The television ratings for your speech were the lowest in 14 years. Well, no wonder. You could have made a few easy play calls that would have guaranteed some easy yardage:
· First off, the title. SOTU 2014? Why not “Super Speech MMXIV”? Branding is everything. And Roman Numerals make us feel like gladiators.
· You could have called an audible, just to make sure we were listening. And just think how the senator from Nebraska would have cheered if you had screamed “Omaha!” at least once? Everyone likes a shout-out.
· Where were the commercials? You know the Republicans would have had commercials. That’s why Boehner is always covered in Dorito dust.
· You’ve still got bipartisan aspirations, don’t you? Would it have killed you to let Clint Eastwood to make an appearance? (The Clint who squints and announces “it’s halftime in America,” I mean. Not the Clint who rambles and talks to furniture.)

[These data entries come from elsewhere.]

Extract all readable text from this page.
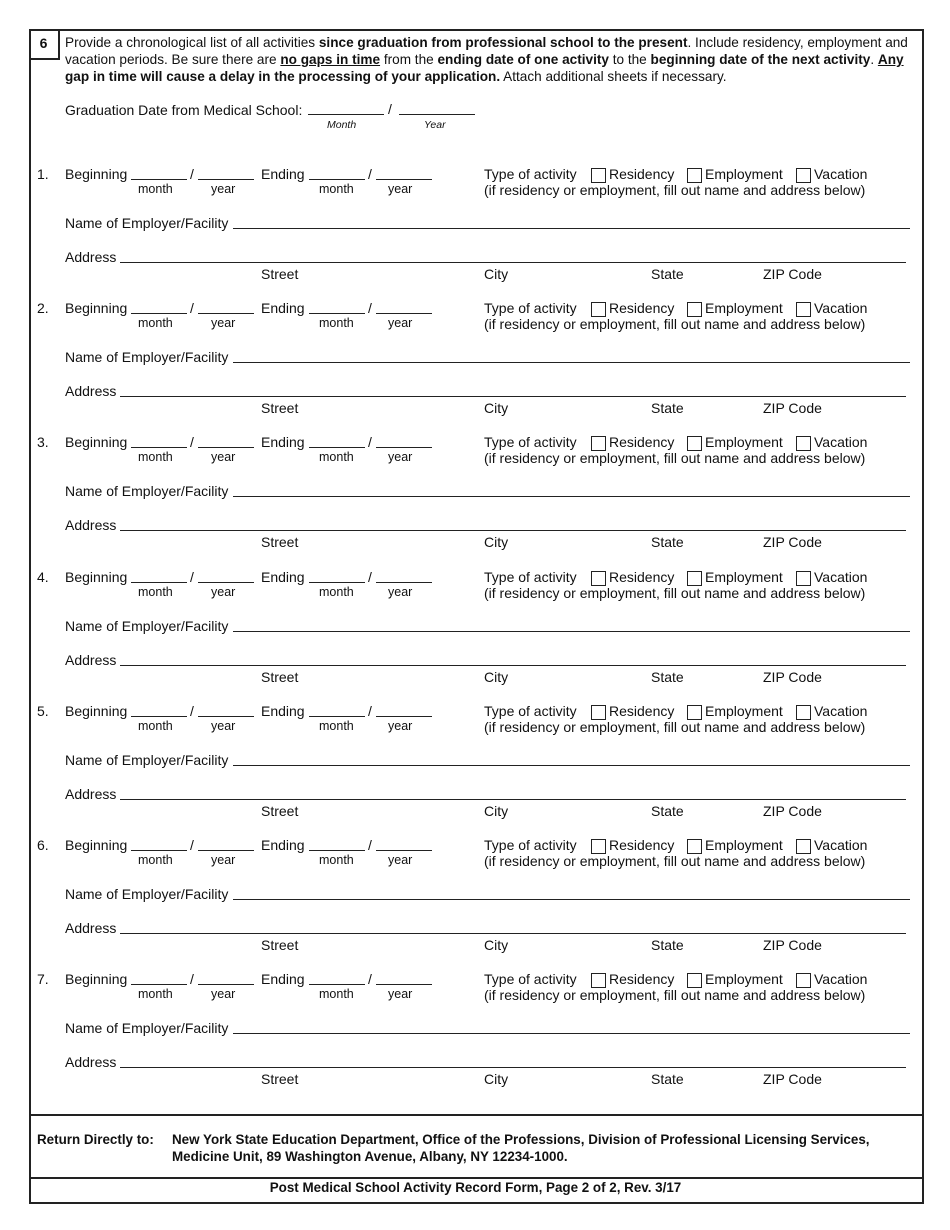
6	Provide a chronological list of all activities since graduation from professional school to the present. Include residency, employment and vacation periods. Be sure there are no gaps in time from the ending date of one activity to the beginning date of the next activity. Any gap in time will cause a delay in the processing of your application. Attach additional sheets if necessary.
Graduation Date from Medical School:	/
Month	Year
1. Beginning	/
month	year
Ending	/
month	year
Type of activity Residency Employment Vacation
(if residency or employment, fill out name and address below)
Name of Employer/Facility
Address
Street	City	State	ZIP Code
2. Beginning	/
month	year
Ending	/
month	year
Type of activity Residency Employment Vacation
(if residency or employment, fill out name and address below)
Name of Employer/Facility
Address
Street	City	State	ZIP Code
3. Beginning	/
month	year
Ending	/
month	year
Type of activity Residency Employment Vacation
(if residency or employment, fill out name and address below)
Name of Employer/Facility
Address
Street	City	State	ZIP Code
4. Beginning	/
month	year
Ending	/
month	year
Type of activity Residency Employment Vacation
(if residency or employment, fill out name and address below)
Name of Employer/Facility
Address
Street	City	State	ZIP Code
5. Beginning	/
month	year
Ending	/
month	year
Type of activity Residency Employment Vacation
(if residency or employment, fill out name and address below)
Name of Employer/Facility
Address
Street	City	State	ZIP Code
6. Beginning	/
month	year
Ending	/
month	year
Type of activity Residency Employment Vacation
(if residency or employment, fill out name and address below)
Name of Employer/Facility
Address
Street	City	State	ZIP Code
7. Beginning	/
month	year
Ending	/
month	year
Type of activity Residency Employment Vacation
(if residency or employment, fill out name and address below)
Name of Employer/Facility
Address
Street	City	State	ZIP Code
Return Directly to: New York State Education Department, Office of the Professions, Division of Professional Licensing Services, Medicine Unit, 89 Washington Avenue, Albany, NY 12234-1000.
Post Medical School Activity Record Form, Page 2 of 2, Rev. 3/17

· Finally, I concede the genius of your announcement that from here on out you are gonna attempt an end-run around Congress—your version of a Hail Mary as the clock ticks to zero. But just think how memorable it would have been had you made an actual end-run on Tuesday night. If you had just picked up your speech, tucked it into your chest, Heismaned your way past Ted Cruz, and then done a Victor Cruz salsa dance with the House Sergeant at Arms. That would have made the SOTU highlight reels for centuries to come.
But no matter. What’s past is past. In a matter of hours, long before the opening ceremonies in Sochi, we will revel in the Super Bowl in Jersey—a globe-dominating, uniquely American-centric sporting extravaganza that would happily call itself the World Bowl if only the World Series hadn’t beaten it to the punch.
And the best part is, unlike the Olympics, we already know that a U.S. team will bring home the gold.